The generated trace is in perfetto format. To view the trace does not need the
device anymore. It can be viewed directly with AGI and also online in a browswer
at https://ui.perfetto.dev/.
### Desktop GPUs
Vulkan is traditionally used for graphics rendering. So Vulkan profiling tools
at the moment typically have such assumption and require a rendering boundary
marked by framebuffer presentation. This means additional steps for IREE and
other Vulkan applications that solely rely on headless compute. We need to wrap
the core IREE logic inside a dummy rendering loop in order to provide tools the
necessary markers to perform capture and analysis.
IREE provides an `iree-run-module-vulkan-gui` binary that can invoke a specific
bytecode module within a proper GUI application. The graphics side is leveraging
[Dear ImGui](https://github.com/ocornut/imgui); it invokes IREE core
synchronously during rendering each frame and prints the bytecode invoation
result to the screen.
To build `iree-run-module-vulkan-gui`:
```shell
# Using Bazel
bazel build //iree/testing/vulkan:iree-run-module-vulkan-gui
# Using CMake
cmake --build /path/to/build/dir --target iree-run-module-vulkan-gui
```
The generated binary should be invoked in a console environment and it takes
the same command-line options as the main
[`iree-run-module`](./developer-overview.md#iree-run-module), except the
`--driver` option. You can use `--help` to learn them all. The binary will
invoke a GUI window to let one to use Vulkan tools.
#### AMD
For AMD GPUs, [Radeon GPU Profiler](https://gpuopen.com/rgp/) (RGP) is the tool
to understand fine details of how IREE GPU performs. See the
[documentation](https://radeon-gpuprofiler.readthedocs.io/en/latest/) for
details. In general the steps to get started are:
* Download and install AMD RGP from https://gpuopen.com/rgp/.

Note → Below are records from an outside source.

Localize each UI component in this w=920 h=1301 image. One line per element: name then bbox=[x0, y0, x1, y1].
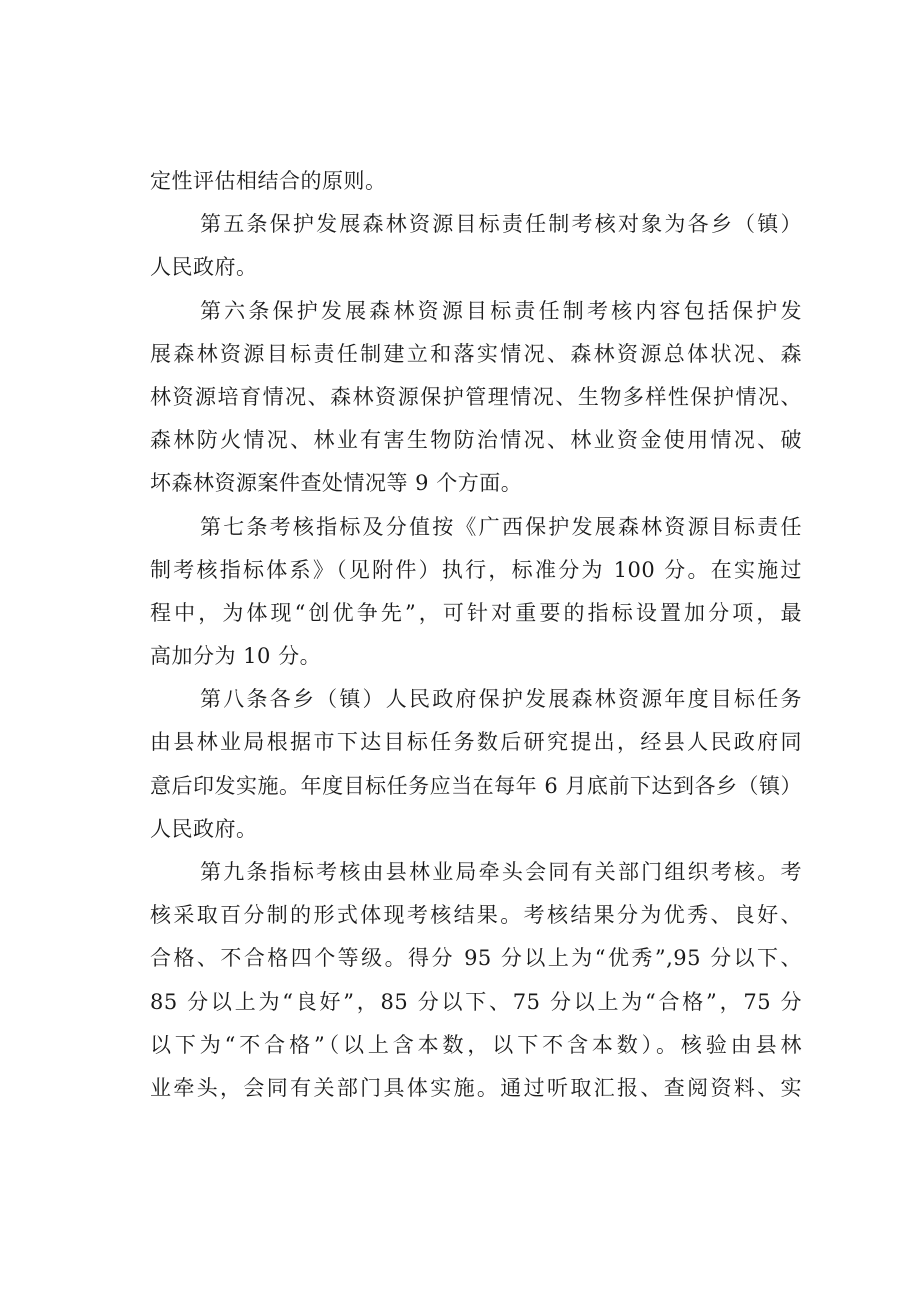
text-line: 业牵头，会同有关部门具体实施。通过听取汇报、查阅资料、实 bbox=[150, 1075, 802, 1100]
text-line: 合格、不合格四个等级。得分 95 分以上为“优秀”,95 分以下、 bbox=[150, 946, 802, 971]
text-line: 定性评估相结合的原则。 bbox=[150, 169, 387, 193]
text-line: 第八条各乡（镇）人民政府保护发展森林资源年度目标任务 bbox=[200, 687, 802, 712]
text-line: 坏森林资源案件查处情况等 9 个方面。 bbox=[150, 471, 523, 496]
text-line: 第七条考核指标及分值按《广西保护发展森林资源目标责任 bbox=[200, 514, 802, 539]
text-line: 以下为“不合格”（以上含本数，以下不含本数）。核验由县林 bbox=[150, 1032, 802, 1057]
text-line: 程中，为体现“创优争先”，可针对重要的指标设置加分项，最 bbox=[150, 600, 802, 625]
text-line: 展森林资源目标责任制建立和落实情况、森林资源总体状况、森 bbox=[150, 341, 802, 366]
text-line: 人民政府。 bbox=[150, 255, 258, 280]
text-line: 人民政府。 bbox=[150, 816, 258, 841]
text-line: 85 分以上为“良好”，85 分以下、75 分以上为“合格”，75 分 bbox=[150, 989, 802, 1014]
text-line: 制考核指标体系》（见附件）执行，标准分为 100 分。在实施过 bbox=[150, 557, 802, 582]
text-line: 核采取百分制的形式体现考核结果。考核结果分为优秀、良好、 bbox=[150, 903, 802, 928]
text-line: 第五条保护发展森林资源目标责任制考核对象为各乡（镇） bbox=[200, 212, 802, 237]
text-line: 第六条保护发展森林资源目标责任制考核内容包括保护发 bbox=[200, 298, 802, 323]
text-line: 由县林业局根据市下达目标任务数后研究提出，经县人民政府同 bbox=[150, 730, 802, 755]
text-line: 森林防火情况、林业有害生物防治情况、林业资金使用情况、破 bbox=[150, 428, 802, 453]
text-line: 意后印发实施。年度目标任务应当在每年 6 月底前下达到各乡（镇） bbox=[150, 773, 802, 798]
text-line: 第九条指标考核由县林业局牵头会同有关部门组织考核。考 bbox=[200, 860, 802, 884]
text-line: 高加分为 10 分。 bbox=[150, 644, 322, 669]
document-body bbox=[150, 160, 802, 1110]
text-line: 林资源培育情况、森林资源保护管理情况、生物多样性保护情况、 bbox=[150, 384, 802, 409]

* Compile `iree-run-module-vulkan-gui` as said in the above.
* Open "Radeon Developer Panel" and connect to the local
"Radeon Developer Service".
* Start `iree-run-module-vulkan-gui` from console with proper VM bytecode module
invocation.
* You should see it in the "Applications" panel of "Radeon Developer Panel".
Click "Capture profile" to capture.
Afterwards you can analyze the profile with RGP. Viewing the profile does not
need the GPU anymore; it can be opened by a RGP application installed anywhere.
#### NVIDIA
For NVIDIA GPUs, [NVIDIA Nsight Graphics](https://developer.nvidia.com/nsight-graphics)
is the tool to understand fine details of how IREE GPU performs. See the
[documentation](https://docs.nvidia.com/nsight-graphics/UserGuide/index.html)
for details. In general the steps to get started are:
* Download and install NVIDIA Nsight Graphics from https://developer.nvidia.com/nsight-graphics.
* Compile `iree-run-module-vulkan-gui` as said in the above.
* Open NVIDIA Nsight Graphics, select "Quick Launch" on the welcome page.
* Fill out the "Application Executable" and "Command Line Arguments" to point
to `iree-run-module-vulkan-gui` and a specific VM bytecode module and its
invocation information.
* Select an "Activity" ("Frame Profiler" and "GPU Trace" are particularly
interesting) and launch.
* Capture any frame to perform analysis.